Поднялось невидимое солнце, оживило воздух, ночной пар над обширной долиной осел, словно бы втянулся в заболоченную почву до новой ночи, и человеку в какой уже раз открылась неприглядная картина: почти у самых его ног начиналась взбугренная, ржаво-серая трясина, с темными мертвенными озерами, кое-где чуть оживленными чахлой осокой и камышом, высохшими и упавшими деревьями. Слева, где одиноко возвышался его дом, видны заброшенные полусгнившие строения, бугры фундаментов; сады будто с испугу забрели в болото и торчат из него жалкими скелетами деревцев; перекосилась, увязла по окна и старая церковь, но держится еще, чисто отражаясь ржавыми куполами в стоялой черной воде… А вот блеснули под солнцем громоздкие, серо-кристаллические холмы — отвалы калийной соли посреди долины (это от них веет иногда запахом цветущих фиалок), сразу за ними — искривленный куб обогатительной фабрики и дальше, если попристальней вглядеться, можно различить сквозь утреннюю послетуманную мглу башни копров, увязших в зыбкой земле, как бы не выдержавшей промышленных нагромождений.
Так оно и случилось, впрочем. Под всей этой долиной были шахты, из них десятилетиями добывали сильвинитовую руду. Старые тоннели бросали без надежных креплений, прибавляли новые и новые: стране требовалось все больше «эликсира плодородия» — калийных удобрений. Под землей множились пустоты, на поверхности росли горы солеотвалов, выработанной руды, в черных озерах отстойников скапливались тысячи тонн ядовитых шламов.
С вершины соляных вулканов ветер срывал облака пыли, рассеивая ее вокруг. Солью припорашивались окрестные леса, поля и луга, отравленным воздухом дышали рабочие производственного объединения «Промсоль», задыхались в летние знойные дни жители ближних деревень. Но добыча шла и расширялась: люди у нас сознательные, потерпят, картошечку и прочие овощи любим покрупнее да покрасивее. И терпели. Жили. Работали. Колхозники даже шутили: нам и удобрять не нужно огороды — с неба сыплется «эликсир»!
Беда подступила разом, как всегда неожиданно (кто же ее ждет в напряженных буднях труда, победных рапортов, штурме новых производственных рубежей?), просела дамба водохранилища, выплеснулся из него крутой вал, пронесся по шламовым отстойникам, набрался мощи и затопил почти всю производственную территорию черной кислотной жижей. Был, конечно же, объявлен всеобщий аврал, спасали помещения, технику, укрепляли дамбы (хорошо хоть поселок солевиков выстроили в стороне, на возвышенном месте). Справились с аварийной ситуацией, наладили прерванную добычу руды, доложили в верха. Но вскоре перекосило один из копров над шахтой, треснули бетонные стены обогатительной фабрики, а дальше и того хуже — порвало солепровод, тысячи кубометров шламов залили огромное пространство живой земли.

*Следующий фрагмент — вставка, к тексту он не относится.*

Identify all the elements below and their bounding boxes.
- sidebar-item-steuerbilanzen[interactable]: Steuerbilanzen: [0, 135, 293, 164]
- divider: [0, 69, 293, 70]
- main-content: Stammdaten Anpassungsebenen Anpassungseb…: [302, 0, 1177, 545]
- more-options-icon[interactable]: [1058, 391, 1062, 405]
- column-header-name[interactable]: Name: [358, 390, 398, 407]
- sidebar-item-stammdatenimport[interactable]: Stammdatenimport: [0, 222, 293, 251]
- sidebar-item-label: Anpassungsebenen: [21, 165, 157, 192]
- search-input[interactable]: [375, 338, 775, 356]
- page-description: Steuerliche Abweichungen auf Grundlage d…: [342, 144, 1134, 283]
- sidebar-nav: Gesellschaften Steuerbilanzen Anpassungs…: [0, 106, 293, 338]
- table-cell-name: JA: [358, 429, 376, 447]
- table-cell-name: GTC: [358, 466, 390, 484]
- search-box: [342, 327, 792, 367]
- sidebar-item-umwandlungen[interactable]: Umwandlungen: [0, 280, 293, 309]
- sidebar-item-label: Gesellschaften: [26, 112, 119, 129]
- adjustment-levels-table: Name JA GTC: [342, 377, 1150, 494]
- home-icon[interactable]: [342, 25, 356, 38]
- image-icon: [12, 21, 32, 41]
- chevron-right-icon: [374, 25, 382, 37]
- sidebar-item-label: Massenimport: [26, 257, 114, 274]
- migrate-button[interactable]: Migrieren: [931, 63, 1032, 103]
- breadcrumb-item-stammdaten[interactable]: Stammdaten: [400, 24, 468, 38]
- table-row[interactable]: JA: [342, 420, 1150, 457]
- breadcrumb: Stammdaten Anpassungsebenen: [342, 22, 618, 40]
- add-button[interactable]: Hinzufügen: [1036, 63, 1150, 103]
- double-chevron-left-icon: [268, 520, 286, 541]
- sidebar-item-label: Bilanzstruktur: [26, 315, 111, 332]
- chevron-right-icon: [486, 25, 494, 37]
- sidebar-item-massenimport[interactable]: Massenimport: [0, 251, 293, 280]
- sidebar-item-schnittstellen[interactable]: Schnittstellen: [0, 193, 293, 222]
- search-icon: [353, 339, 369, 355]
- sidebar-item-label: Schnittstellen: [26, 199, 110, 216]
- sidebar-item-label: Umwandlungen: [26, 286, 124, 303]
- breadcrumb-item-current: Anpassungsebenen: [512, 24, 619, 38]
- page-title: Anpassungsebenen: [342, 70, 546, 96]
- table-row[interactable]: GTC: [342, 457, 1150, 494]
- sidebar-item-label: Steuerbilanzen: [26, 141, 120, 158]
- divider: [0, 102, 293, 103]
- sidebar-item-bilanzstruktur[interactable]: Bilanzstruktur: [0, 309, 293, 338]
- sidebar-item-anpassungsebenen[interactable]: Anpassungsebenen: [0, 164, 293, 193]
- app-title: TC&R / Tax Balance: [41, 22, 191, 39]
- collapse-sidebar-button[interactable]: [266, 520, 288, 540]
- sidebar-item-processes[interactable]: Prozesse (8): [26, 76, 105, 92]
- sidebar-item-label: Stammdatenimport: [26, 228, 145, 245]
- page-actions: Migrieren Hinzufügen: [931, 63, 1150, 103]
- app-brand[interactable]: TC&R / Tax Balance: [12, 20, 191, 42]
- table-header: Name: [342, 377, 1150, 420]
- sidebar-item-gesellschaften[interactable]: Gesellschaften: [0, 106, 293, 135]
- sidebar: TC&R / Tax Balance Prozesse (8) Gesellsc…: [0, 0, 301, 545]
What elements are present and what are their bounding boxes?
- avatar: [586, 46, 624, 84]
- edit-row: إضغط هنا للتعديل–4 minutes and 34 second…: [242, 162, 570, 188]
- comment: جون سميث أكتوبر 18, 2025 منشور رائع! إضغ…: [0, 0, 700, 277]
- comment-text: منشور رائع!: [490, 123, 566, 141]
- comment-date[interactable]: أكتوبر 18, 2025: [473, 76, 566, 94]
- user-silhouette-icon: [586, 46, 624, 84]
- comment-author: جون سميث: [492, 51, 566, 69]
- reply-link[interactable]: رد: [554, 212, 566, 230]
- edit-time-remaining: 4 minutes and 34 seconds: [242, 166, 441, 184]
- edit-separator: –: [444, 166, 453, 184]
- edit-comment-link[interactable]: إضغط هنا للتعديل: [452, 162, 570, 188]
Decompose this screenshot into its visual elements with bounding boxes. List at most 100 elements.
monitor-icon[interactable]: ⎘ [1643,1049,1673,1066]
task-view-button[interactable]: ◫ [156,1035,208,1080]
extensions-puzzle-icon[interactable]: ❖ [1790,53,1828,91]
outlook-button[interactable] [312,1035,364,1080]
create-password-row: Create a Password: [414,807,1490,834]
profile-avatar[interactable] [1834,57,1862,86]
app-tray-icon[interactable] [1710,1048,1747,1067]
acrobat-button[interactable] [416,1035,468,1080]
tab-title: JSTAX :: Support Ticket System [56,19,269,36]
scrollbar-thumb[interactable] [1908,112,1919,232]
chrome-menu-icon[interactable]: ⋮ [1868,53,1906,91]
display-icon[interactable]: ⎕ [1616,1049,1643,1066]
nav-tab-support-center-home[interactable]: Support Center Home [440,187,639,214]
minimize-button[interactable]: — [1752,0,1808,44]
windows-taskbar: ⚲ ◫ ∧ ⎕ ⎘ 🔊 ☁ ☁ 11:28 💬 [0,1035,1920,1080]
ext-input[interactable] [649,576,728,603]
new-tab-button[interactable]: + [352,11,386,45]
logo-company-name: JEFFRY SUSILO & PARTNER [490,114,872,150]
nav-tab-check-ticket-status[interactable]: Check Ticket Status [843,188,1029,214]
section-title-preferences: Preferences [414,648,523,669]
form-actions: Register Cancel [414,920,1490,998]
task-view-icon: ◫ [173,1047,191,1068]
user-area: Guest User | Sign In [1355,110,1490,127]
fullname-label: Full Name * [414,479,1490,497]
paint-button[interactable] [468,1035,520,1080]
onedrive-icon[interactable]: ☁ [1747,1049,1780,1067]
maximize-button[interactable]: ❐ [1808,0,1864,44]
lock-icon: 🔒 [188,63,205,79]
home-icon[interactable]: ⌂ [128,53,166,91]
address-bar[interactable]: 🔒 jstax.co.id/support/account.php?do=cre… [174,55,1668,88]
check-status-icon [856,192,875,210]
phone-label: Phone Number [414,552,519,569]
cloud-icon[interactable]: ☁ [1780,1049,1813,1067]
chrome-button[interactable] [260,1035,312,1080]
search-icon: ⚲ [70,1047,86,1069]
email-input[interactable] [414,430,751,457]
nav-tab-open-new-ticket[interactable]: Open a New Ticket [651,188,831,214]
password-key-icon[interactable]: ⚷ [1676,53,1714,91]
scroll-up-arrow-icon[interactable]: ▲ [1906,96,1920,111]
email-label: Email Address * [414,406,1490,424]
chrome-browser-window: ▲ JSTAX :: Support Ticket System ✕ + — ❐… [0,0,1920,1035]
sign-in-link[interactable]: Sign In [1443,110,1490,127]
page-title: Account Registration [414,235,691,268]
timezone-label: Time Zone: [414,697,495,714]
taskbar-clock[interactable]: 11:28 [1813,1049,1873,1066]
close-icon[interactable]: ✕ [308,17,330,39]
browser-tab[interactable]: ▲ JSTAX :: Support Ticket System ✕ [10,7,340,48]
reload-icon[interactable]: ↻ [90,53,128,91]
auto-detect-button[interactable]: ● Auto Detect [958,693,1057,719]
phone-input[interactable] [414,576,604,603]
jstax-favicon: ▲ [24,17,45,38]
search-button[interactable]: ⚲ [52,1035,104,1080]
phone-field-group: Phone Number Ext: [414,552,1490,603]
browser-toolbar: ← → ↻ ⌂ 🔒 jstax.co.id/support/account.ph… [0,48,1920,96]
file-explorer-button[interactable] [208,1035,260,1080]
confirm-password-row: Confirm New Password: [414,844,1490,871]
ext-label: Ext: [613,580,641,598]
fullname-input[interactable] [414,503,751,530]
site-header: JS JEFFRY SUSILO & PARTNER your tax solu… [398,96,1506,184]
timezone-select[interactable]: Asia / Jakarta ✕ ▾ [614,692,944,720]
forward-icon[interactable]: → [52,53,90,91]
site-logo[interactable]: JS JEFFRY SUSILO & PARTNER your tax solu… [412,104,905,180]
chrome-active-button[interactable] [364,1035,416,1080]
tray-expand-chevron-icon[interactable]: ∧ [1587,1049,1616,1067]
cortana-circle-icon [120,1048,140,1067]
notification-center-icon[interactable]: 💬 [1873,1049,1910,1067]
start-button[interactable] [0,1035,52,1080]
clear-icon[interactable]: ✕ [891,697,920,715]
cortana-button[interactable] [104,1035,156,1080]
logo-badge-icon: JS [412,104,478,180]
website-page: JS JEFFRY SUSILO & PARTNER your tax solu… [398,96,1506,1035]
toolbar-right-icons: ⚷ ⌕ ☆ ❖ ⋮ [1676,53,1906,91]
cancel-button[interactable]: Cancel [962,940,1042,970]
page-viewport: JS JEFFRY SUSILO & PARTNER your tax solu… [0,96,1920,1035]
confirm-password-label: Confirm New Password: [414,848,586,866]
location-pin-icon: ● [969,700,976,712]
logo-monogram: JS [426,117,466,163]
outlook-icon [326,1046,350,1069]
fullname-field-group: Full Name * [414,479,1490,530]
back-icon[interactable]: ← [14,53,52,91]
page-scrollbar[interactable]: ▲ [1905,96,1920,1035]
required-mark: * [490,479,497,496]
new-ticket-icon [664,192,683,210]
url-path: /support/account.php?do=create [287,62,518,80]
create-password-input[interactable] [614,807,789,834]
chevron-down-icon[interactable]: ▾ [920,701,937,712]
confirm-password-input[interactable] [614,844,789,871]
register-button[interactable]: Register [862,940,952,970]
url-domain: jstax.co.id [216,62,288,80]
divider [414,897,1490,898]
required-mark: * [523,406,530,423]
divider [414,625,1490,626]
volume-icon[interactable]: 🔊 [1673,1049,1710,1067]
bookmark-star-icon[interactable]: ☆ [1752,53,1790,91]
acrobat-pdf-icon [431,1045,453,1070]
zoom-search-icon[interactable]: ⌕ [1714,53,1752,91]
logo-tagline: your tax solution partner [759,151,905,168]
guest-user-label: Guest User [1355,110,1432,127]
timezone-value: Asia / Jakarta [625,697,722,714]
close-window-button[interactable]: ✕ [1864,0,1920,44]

Были опять авралы, героические подвиги целых бригад, приказы, рапорты, напряженный труд всего объединения И все напрасно: выработанные пустоты неглубоких шахт втягивали, всасывали перекопанную, перегруженную, перенасыщенную влагой поверхность. Земля опускалась с лесами, полями, деревнями, грунтовые воды заливали ее там, куда не достигали неудержимо растекавшиеся шламы отстойников. Производство прекратилось. Жители деревень переехали в другие пригодные для жизни районы. Покинула гиблую долину и «Промсоль» — переместилась на десяток километров в сторону и там разработала новые шахты: земледелие зачахнет без минеральных удобрений, а запасов калийных солей в здешних местах — на ближайшие сто лет.
Ивана Алексеевича Пронина уже давно, однако, не печалит апокалиптическая картина загубленной земли. Что проку в грустных воздыханиях? Напротив, стоя сейчас на сухом пригорке, он с успокоенной радостью видит, как упорно продвигается в тряскую долину растительность: первой схватывает корнями хлипкую почву осока, за нею следует камыш, за камышом — ивовый кустарник, далее — осина с березой, и уже по их зарослям Иван Алексеевич высаживает сосенки и елочки. Этот черед не им придуман, так установилось в самой природе, он только помогает ей, понимая: зеленое, живое не терпит мертвых пространств.
Тринадцатый год он теснит болото, по нескольку метров в год отбирая у него для трав и деревьев, дышит гнилостными испарениями, живет в доме, чудом каким-то устоявшем на краю деревни.